Durante o debate, o juiz também afirmou que não desamina perante esses desafios. Comparado ao ex-ministro do STF, Joaquim Barbosa, que teria antecipado a aposentadoria devido a pressões, Moro estaria preparado para suportar intimidações semelhantes. “A despeito de todas as pressões”, respondeu Moro, “sigo em frente”.

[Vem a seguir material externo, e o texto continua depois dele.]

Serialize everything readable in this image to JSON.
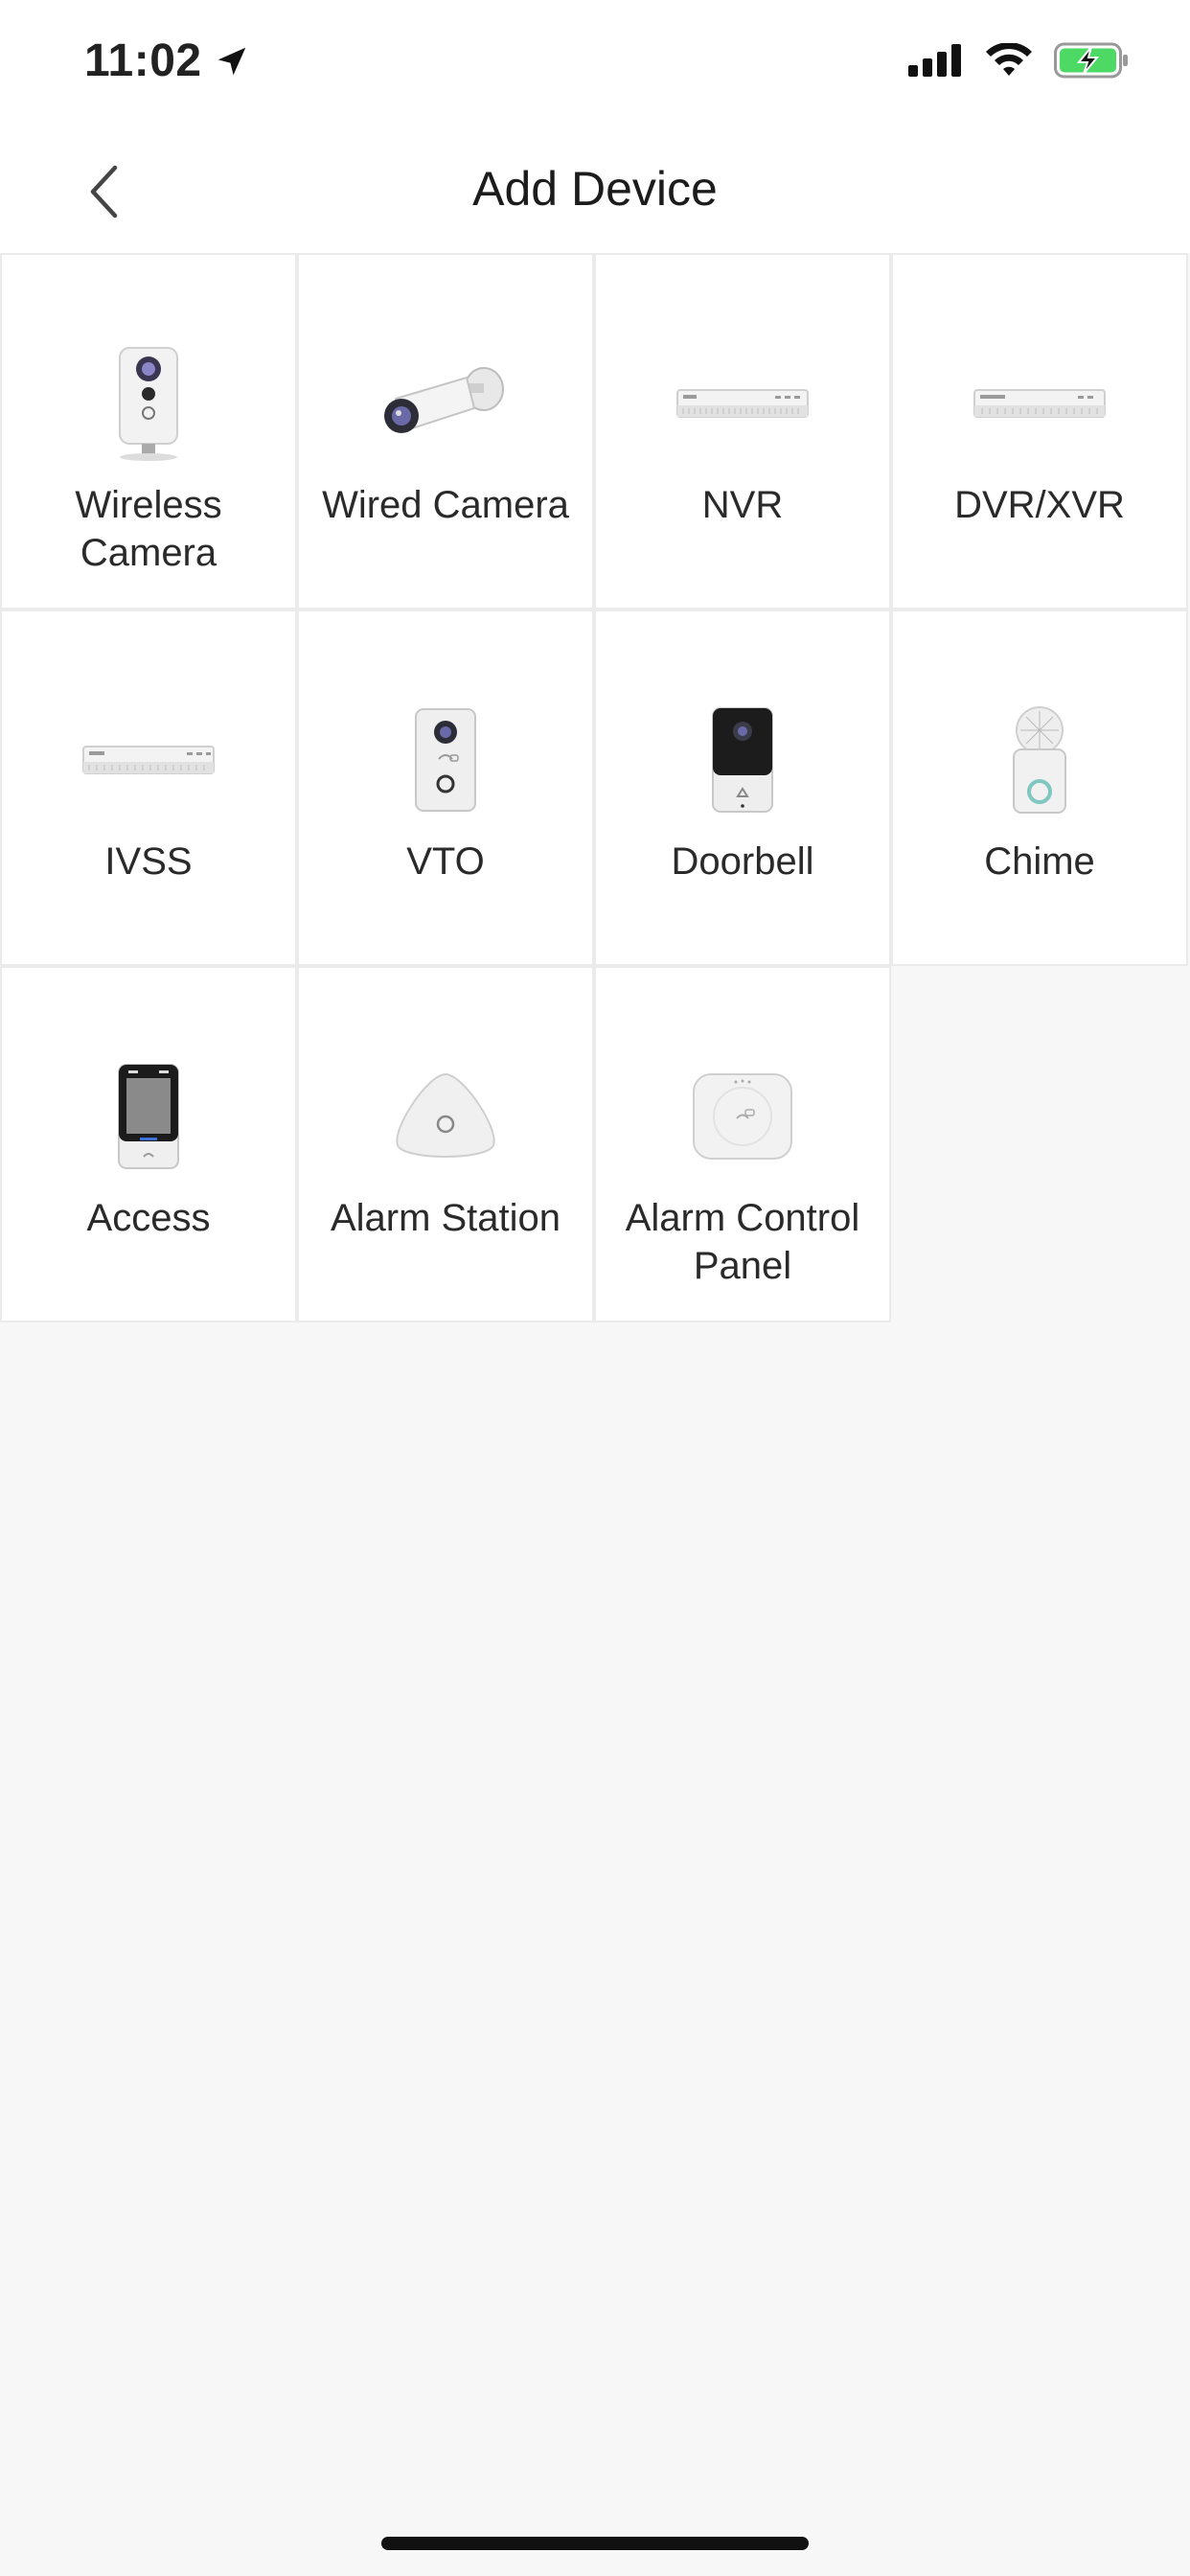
{
  "status_bar": {
    "time": "11:02",
    "icons": [
      "location-arrow-icon",
      "cellular-signal-icon",
      "wifi-icon",
      "battery-charging-icon"
    ]
  },
  "header": {
    "title": "Add Device",
    "back_icon": "chevron-left-icon"
  },
  "devices": [
    {
      "label": "Wireless Camera",
      "icon": "wireless-camera-icon"
    },
    {
      "label": "Wired Camera",
      "icon": "wired-camera-icon"
    },
    {
      "label": "NVR",
      "icon": "nvr-icon"
    },
    {
      "label": "DVR/XVR",
      "icon": "dvr-xvr-icon"
    },
    {
      "label": "IVSS",
      "icon": "ivss-icon"
    },
    {
      "label": "VTO",
      "icon": "vto-icon"
    },
    {
      "label": "Doorbell",
      "icon": "doorbell-icon"
    },
    {
      "label": "Chime",
      "icon": "chime-icon"
    },
    {
      "label": "Access",
      "icon": "access-icon"
    },
    {
      "label": "Alarm Station",
      "icon": "alarm-station-icon"
    },
    {
      "label": "Alarm Control Panel",
      "icon": "alarm-control-panel-icon"
    }
  ],
  "colors": {
    "background": "#f7f7f7",
    "tile": "#ffffff",
    "tile_border": "#ebebeb",
    "battery_green": "#4cd964"
  }
}
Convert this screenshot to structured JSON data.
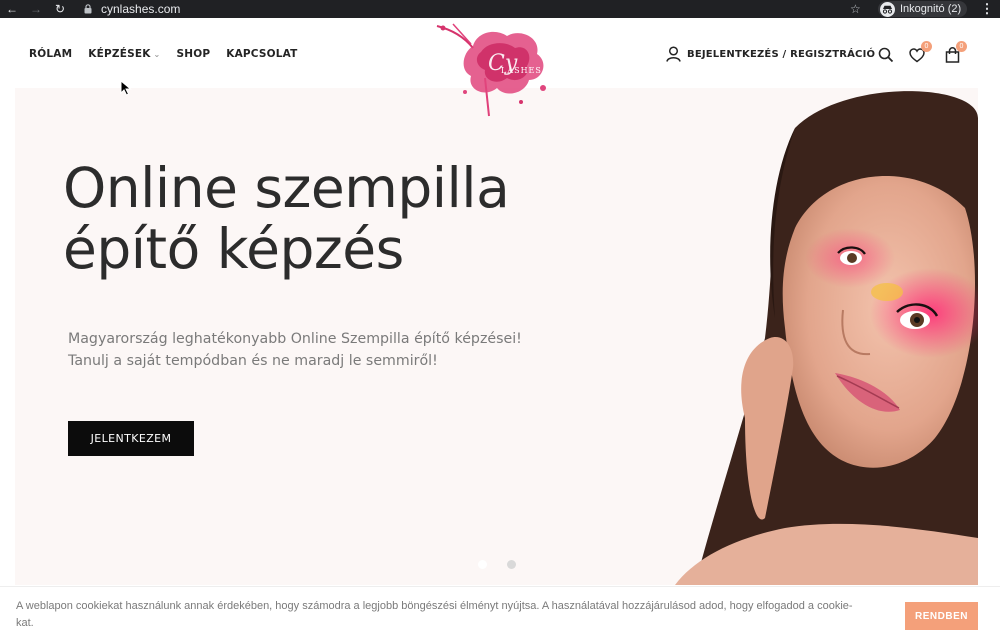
{
  "browser": {
    "url": "cynlashes.com",
    "incognito_label": "Inkognitó (2)",
    "icons": [
      "back-arrow-icon",
      "forward-arrow-icon",
      "reload-icon",
      "lock-icon",
      "star-icon",
      "incognito-icon",
      "kebab-menu-icon"
    ]
  },
  "header": {
    "menu": [
      {
        "label": "RÓLAM"
      },
      {
        "label": "KÉPZÉSEK",
        "has_dropdown": true
      },
      {
        "label": "SHOP"
      },
      {
        "label": "KAPCSOLAT"
      }
    ],
    "logo_text": "Cyn LASHES",
    "account_label": "BEJELENTKEZÉS / REGISZTRÁCIÓ",
    "wishlist_count": "0",
    "cart_count": "0",
    "icons": [
      "user-icon",
      "search-icon",
      "heart-icon",
      "shopping-bag-icon"
    ]
  },
  "hero": {
    "title_line1": "Online szempilla",
    "title_line2": "építő képzés",
    "subtitle_line1": "Magyarország leghatékonyabb Online Szempilla építő képzései!",
    "subtitle_line2": "Tanulj a saját tempódban és ne maradj le semmiről!",
    "button_label": "JELENTKEZEM",
    "slides": 2,
    "active_slide": 1
  },
  "cookie": {
    "text": "A weblapon cookiekat használunk annak érdekében, hogy számodra a legjobb böngészési élményt nyújtsa. A használatával hozzájárulásod adod, hogy elfogadod a cookie-kat.",
    "button_label": "RENDBEN"
  },
  "colors": {
    "accent": "#f4a07a",
    "hero_bg": "#fcf7f6",
    "button_dark": "#0c0c0c",
    "text_dark": "#2c2c2c",
    "text_muted": "#7a7a7a"
  }
}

Cenário de 2015 é o pior em 13 anos de pesquisa

Ao final do evento foi apresentada a 108ª edição da Pesquisa Clima Empresarial LIDE-FGV, realizada com os empresários presentes ao ALMOÇO-DEBATE, que revelou pessimismo acentuado nos resultados, especialmente para 2015. “Os índices apontam as piores notas em 13 anos do levantamento”, avaliou Fernando Meirelles, responsável pela pesquisa e presidente do LIDE CONTEÚDO. O índice, calculado pela Fundação Getulio Vargas (FGV), é uma nota de 0 a 10, resultante de três componentes com o mesmo peso: governo, negócios e empregos.

Segundo o levantamento, a eficiência gerencial e o desempenho dos governos obtiveram notas: 0,3 para a esfera federal; 5 para estadual; e 1,2 para a municipal. Para 60% dos empresários, a situação atual dos negócios piorou, apenas 10% vão empregar em 2015, 39% pretendem manter o quadro atual de empregos e 51% vão demitir.

Entre os fatores que impedem o crescimento das empresas, o cenário político atingiu 69%, seguido da carga tributária (21%). Questionados sobre qual a área que o Brasil mais precisa melhorar, a Política alcançou 56%, seguido de Educação (23%), Infraestrutura (13%), Segurança (5%) e Saúde (3%). Com relação aos temas mais sensíveis para 2015, os números apontam o Cenário Político, com 83%, seguido do Câmbio (13%) e Inflação (3%).

Os resultados do levantamento apontam preocupações também com a previsão da receita em 2015: 45% acreditam que o faturamento será pior este ano em comparação a 2014; 32% que será igual; e 23% que será melhor. Segundo a pesquisa, o clima empresarial caiu de 2,0% para 1,9%, percentual abaixo do registrado em 2014 (2,9%).